I'm working through a proof of the classification of finite rotation groups in the Euclidean Space (i.e. finite subgroups of $SO_3$) and am not understanding a particular step. My proof is from M.A. Armstrong's Groups and Symmetry in case anybody has it available, but the particular step I'm struggling with is also executed the same way in this paper.

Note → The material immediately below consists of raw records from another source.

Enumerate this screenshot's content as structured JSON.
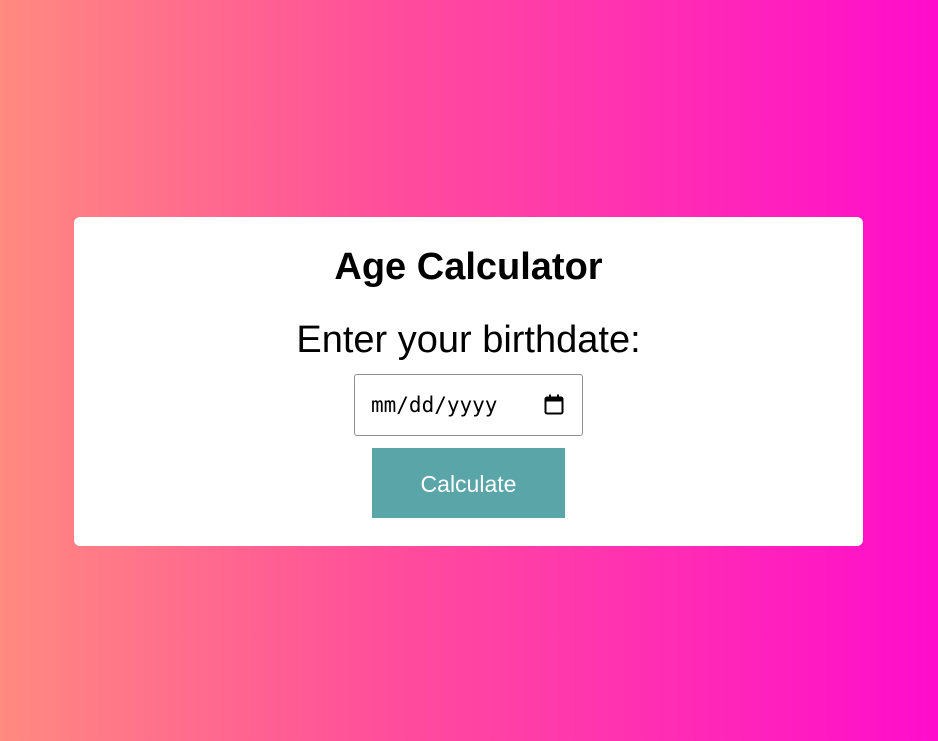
{
  "card": {
    "title": "Age Calculator",
    "prompt": "Enter your birthdate:",
    "date_input": {
      "placeholder": "mm/dd/yyyy",
      "icon": "calendar-icon"
    },
    "calculate_label": "Calculate"
  },
  "colors": {
    "background_gradient_start": "#ff8a80",
    "background_gradient_end": "#ff0ccc",
    "button": "#5aa5a8",
    "card": "#ffffff"
  }
}
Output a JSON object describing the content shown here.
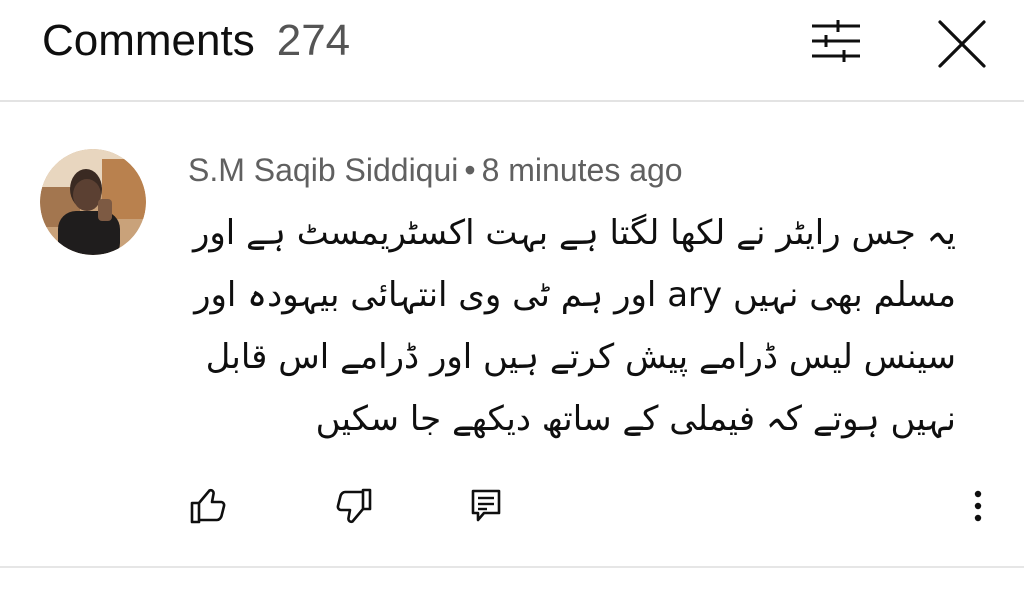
{
  "header": {
    "title": "Comments",
    "count": "274",
    "filter_icon": "sliders-icon",
    "close_icon": "close-icon"
  },
  "comment": {
    "author": "S.M Saqib Siddiqui",
    "separator": "•",
    "time": "8 minutes ago",
    "text": "یہ جس رایٹر نے لکھا لگتا ہے بہت اکسٹریمسٹ ہے اور مسلم بھی نہیں ary اور ہم ٹی وی انتہائی بیہودہ اور سینس لیس ڈرامے پیش کرتے ہیں اور ڈرامے اس قابل نہیں ہوتے کہ فیملی کے ساتھ دیکھے جا سکیں",
    "actions": {
      "like_icon": "thumbs-up-icon",
      "dislike_icon": "thumbs-down-icon",
      "reply_icon": "reply-comment-icon",
      "more_icon": "more-vertical-icon"
    }
  },
  "colors": {
    "text": "#0f0f0f",
    "secondary": "#606060",
    "divider": "#e3e3e3"
  }
}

In case (d) (the icosahedral case - bottom of page 14 in the PDF linked here and bottom of p.108 / top of p.110 in Armstrong), it is claimed that we can find $u,v$ in the orbit of $z$ such that the following holds:

$ 0 < \lVert z -u \rVert < \lVert z -v \rVert < 2. $

Now it is clear that the only point with distance $2$ from $z$ is $-z$, but what I don't understand is why all the points in $G(z) \setminus \{z,-z\}$ can't have the same distance from $z$. Can anybody clarify?

Answer 1

I didn't read everything up to that point, and it may be that I missed something simpler. Because I concentrated on that case only, I do agree with you that the point you are concerned about is not fully justified there.

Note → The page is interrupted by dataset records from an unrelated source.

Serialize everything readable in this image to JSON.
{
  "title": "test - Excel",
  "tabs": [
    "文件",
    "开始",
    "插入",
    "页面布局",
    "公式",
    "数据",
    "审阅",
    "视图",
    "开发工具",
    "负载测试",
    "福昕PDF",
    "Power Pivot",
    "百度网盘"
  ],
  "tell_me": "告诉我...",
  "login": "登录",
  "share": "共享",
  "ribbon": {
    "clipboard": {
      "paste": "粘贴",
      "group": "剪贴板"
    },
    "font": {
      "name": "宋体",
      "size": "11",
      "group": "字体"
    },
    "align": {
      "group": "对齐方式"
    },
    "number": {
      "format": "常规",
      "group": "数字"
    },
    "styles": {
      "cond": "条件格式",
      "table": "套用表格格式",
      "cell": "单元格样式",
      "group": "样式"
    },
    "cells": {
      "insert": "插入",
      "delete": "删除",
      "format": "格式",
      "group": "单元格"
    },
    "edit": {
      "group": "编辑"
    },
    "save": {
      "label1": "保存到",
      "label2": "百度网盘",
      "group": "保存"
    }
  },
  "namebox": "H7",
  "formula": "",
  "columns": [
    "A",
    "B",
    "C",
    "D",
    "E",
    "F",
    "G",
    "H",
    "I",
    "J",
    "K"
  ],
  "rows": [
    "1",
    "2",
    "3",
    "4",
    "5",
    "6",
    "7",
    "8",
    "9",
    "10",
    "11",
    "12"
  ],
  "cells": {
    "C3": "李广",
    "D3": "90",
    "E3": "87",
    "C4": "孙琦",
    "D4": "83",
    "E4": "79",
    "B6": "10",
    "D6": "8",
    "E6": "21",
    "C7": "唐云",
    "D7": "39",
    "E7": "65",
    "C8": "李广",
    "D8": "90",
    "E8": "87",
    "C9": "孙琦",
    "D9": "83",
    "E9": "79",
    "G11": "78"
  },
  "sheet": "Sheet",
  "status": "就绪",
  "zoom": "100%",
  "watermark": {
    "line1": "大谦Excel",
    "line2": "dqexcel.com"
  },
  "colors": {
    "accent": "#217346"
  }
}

But, aided by the surrounding text, it is not too difficult to come up with an argument bridging this gap:

• In this case the orbit $G(z)$ has 12 points and the stabilizer $G_z$ of $z$ is cyclic of order five, generated by $g$. The orbits of $G_z$ must have orders one or five. Therefore the 12 poinst must be split into two orbits of size five and two of size one. The latter orbits must be $z$ and $-z$, because they are the only fixed points of $g$.
• The points in the 5-point orbits $G_z(u)$ and $G_z(v)$ are all equidistant from both $z$ and $-z$ because they are gotten from each other by rotating the sphere about the axis from $z$ to $-z$.
• Because $-z$ is in the orbit $G(z)$ there exists an element $\pi\in G$ such that $-z=\pi(z)$. Because the points of $G_z(u)$ are equidistant from $z$, the points in $\pi(G_z(u))$ must be equidistant from $-z=\pi(z)$. By the previous bullet we must have $\pi(G_z(u))=G_z(u)$ or $G_z(v)$.
• If all the ten points in $G_z(u)\cup G_z(v)$ were at the same distance from $z$, then, by the previous bullet, all those ten points must lie on the equator corresponding to the axis of $g$. IOW $||z-u||=\sqrt2$ for all $u\neq\pm z$.
• But then some pairs of points within those ten would be closer to each other than to $z$ (the length of the equator divided by ten is less than the length of the quarter circle along a meridian from the pole to the equator). This is a contradiction, because the distance to the closest neighbor is the same for all the points in the orbit.